Of course early versions of some of these things existed, however it wasn’t in a scalable way that would offer a return. Of course not all of it was successful right off the bat, optimization was key but there was no way we could have gotten to the success stories without first launching and testing. I’m willing to bet that just about every single person in the U.S. at one point or another has experienced at least one if not most of those products/content creations and to this day continues to on a regular basis as many are a part of our daily lives.

For many budgets or resources are the excuse. However, I can assure you that for some of those things we didn’t have many resources nor financial backing initially, just some invested brainpower from our parts and the ability to foresee a need or opportunity. You’d be surprised at how small the teams were that did the bulk of the work.

Change can be scary. Failure can be embarrassing.
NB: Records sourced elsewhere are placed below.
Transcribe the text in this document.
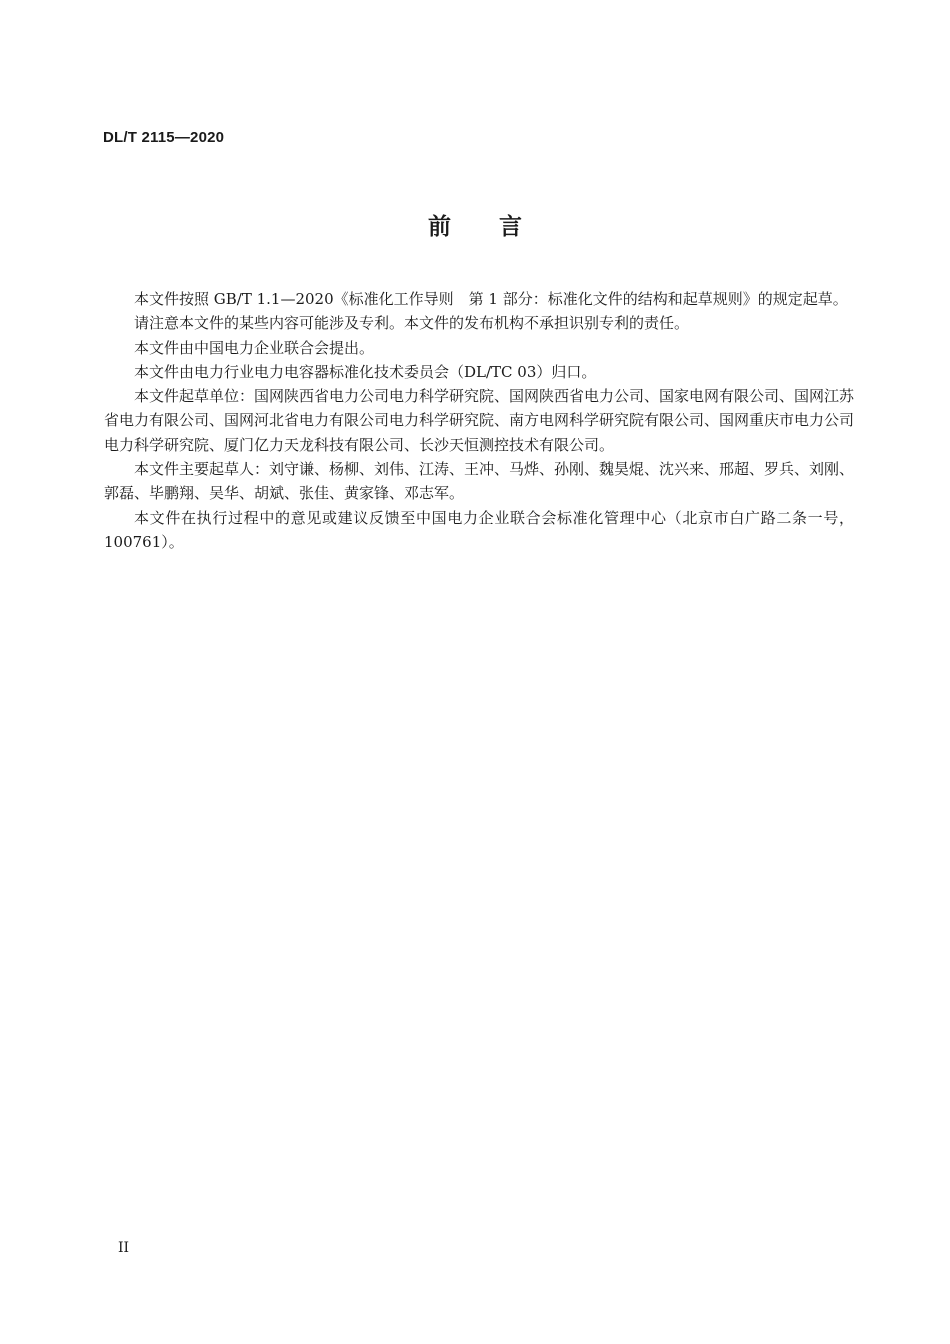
DL/T 2115—2020
前 言

本文件按照 GB/T 1.1—2020《标准化工作导则　第 1 部分：标准化文件的结构和起草规则》的规定起草。

请注意本文件的某些内容可能涉及专利。本文件的发布机构不承担识别专利的责任。

本文件由中国电力企业联合会提出。

本文件由电力行业电力电容器标准化技术委员会（DL/TC 03）归口。

本文件起草单位：国网陕西省电力公司电力科学研究院、国网陕西省电力公司、国家电网有限公司、国网江苏省电力有限公司、国网河北省电力有限公司电力科学研究院、南方电网科学研究院有限公司、国网重庆市电力公司电力科学研究院、厦门亿力天龙科技有限公司、长沙天恒测控技术有限公司。

本文件主要起草人：刘守谦、杨柳、刘伟、江涛、王冲、马烨、孙刚、魏昊焜、沈兴来、邢超、罗兵、刘刚、郭磊、毕鹏翔、吴华、胡斌、张佳、黄家锋、邓志军。

本文件在执行过程中的意见或建议反馈至中国电力企业联合会标准化管理中心（北京市白广路二条一号，100761）。

II
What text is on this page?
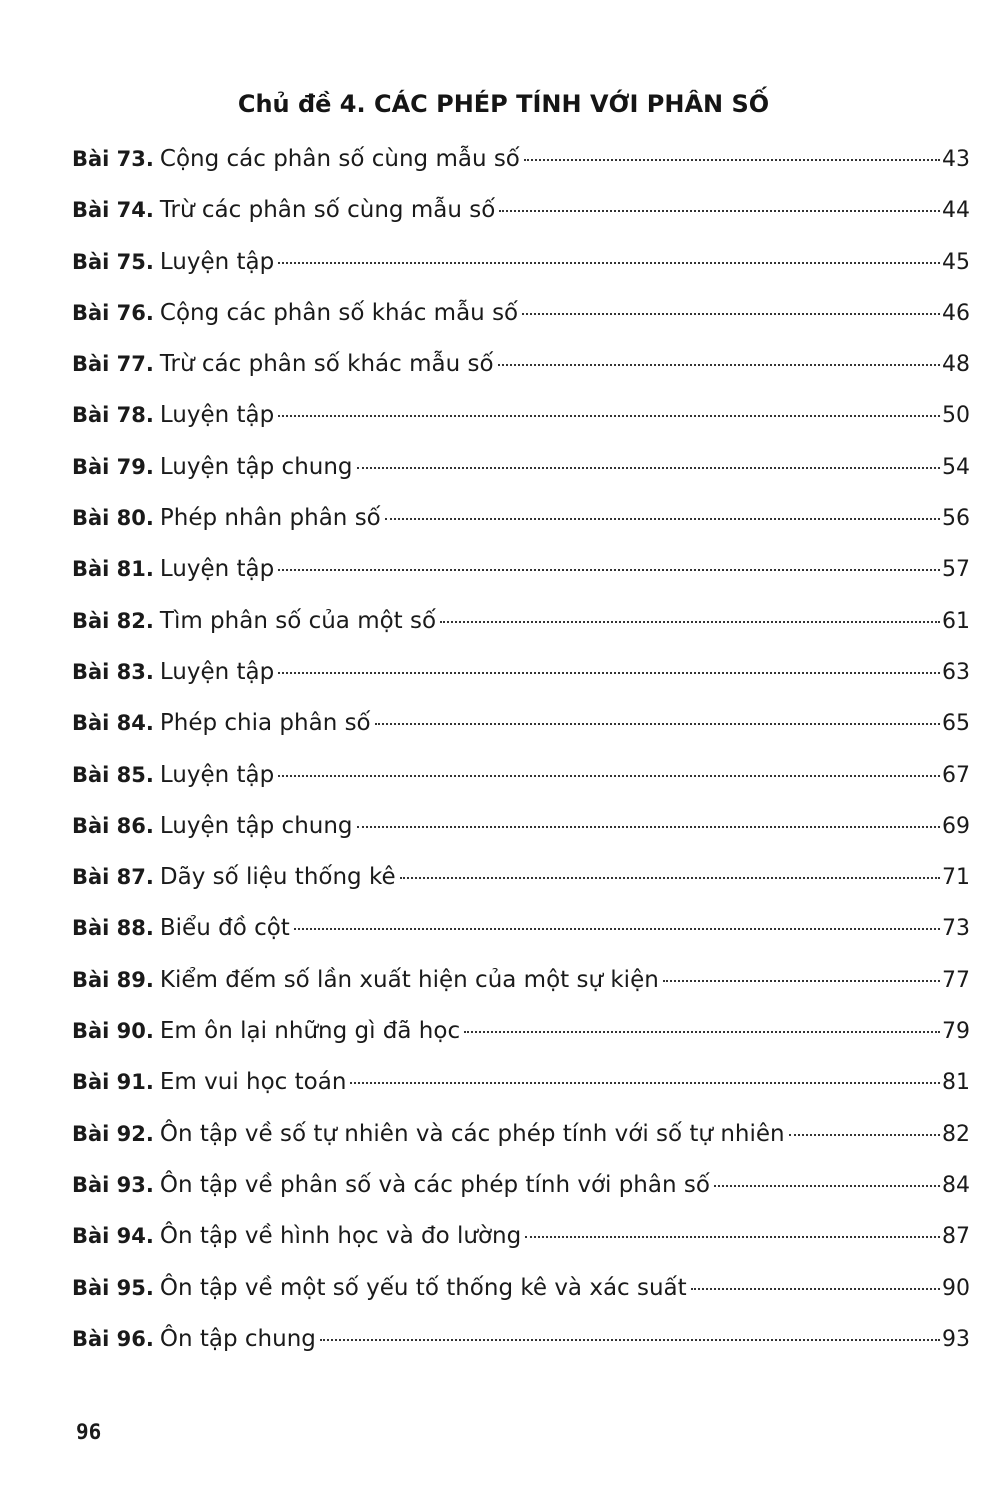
Chủ đề 4. CÁC PHÉP TÍNH VỚI PHÂN SỐ
Bài 73. Cộng các phân số cùng mẫu số	43
Bài 74. Trừ các phân số cùng mẫu số	44
Bài 75. Luyện tập	45
Bài 76. Cộng các phân số khác mẫu số	46
Bài 77. Trừ các phân số khác mẫu số	48
Bài 78. Luyện tập	50
Bài 79. Luyện tập chung	54
Bài 80. Phép nhân phân số	56
Bài 81. Luyện tập	57
Bài 82. Tìm phân số của một số	61
Bài 83. Luyện tập	63
Bài 84. Phép chia phân số	65
Bài 85. Luyện tập	67
Bài 86. Luyện tập chung	69
Bài 87. Dãy số liệu thống kê	71
Bài 88. Biểu đồ cột	73
Bài 89. Kiểm đếm số lần xuất hiện của một sự kiện	77
Bài 90. Em ôn lại những gì đã học	79
Bài 91. Em vui học toán	81
Bài 92. Ôn tập về số tự nhiên và các phép tính với số tự nhiên	82
Bài 93. Ôn tập về phân số và các phép tính với phân số	84
Bài 94. Ôn tập về hình học và đo lường	87
Bài 95. Ôn tập về một số yếu tố thống kê và xác suất	90
Bài 96. Ôn tập chung	93
96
What most people don’t realize is that little-by-little we’ve all been gradually put through changes on an almost daily basis in a myriad of ways. We’ll focus more on audiences and user experience (UX) later in the week, but in the digital space alone you’ve likely been part of A/B tests without even knowing it. From subtle changes like your Gmail constantly testing new fonts/views/features to app updates as bugs are fixed with each release.

On Facebook think about the new “care” reaction emoticon that people are now using like it’s been there this whole time, but has really only been there a few weeks. It is on social media especially, without realizing it you’ve no doubt been part of target audiences for new tv shows/films where different creative is served to different demographics and that with the higher engagement gets rolled out on a broader scale across billboards, video ads, and larger media buys. Let’s not get started on product and apparel ads as they become what we call responsive advertising and transform into tailor made creative for you based on your preferences and activity.

You’re actually more used to change than you realize.

When it comes to failure, eventually you’ll succeed and people will forget where you failed, if they even noticed at all. Industry insiders may like a good bandwagon, but audiences move on quickly.

By now, I hope most people are realizing that the world will not go back to “normal” or whatever “normal” meant to each of us. Especially not the entertainment industry. Live streaming, Zooming, simulcasting, digital releases, social activations, creative distribution deals-- those aren’t going anywhere anytime soon and should be integrated proactively into any launch. More on that tomorrow. In the meantime just know that at this crossroads moment of the old and the new, conversations that will influence where we go from here are in-progress and if you step up now you can actually help define what the new “normal” will look like for years to come.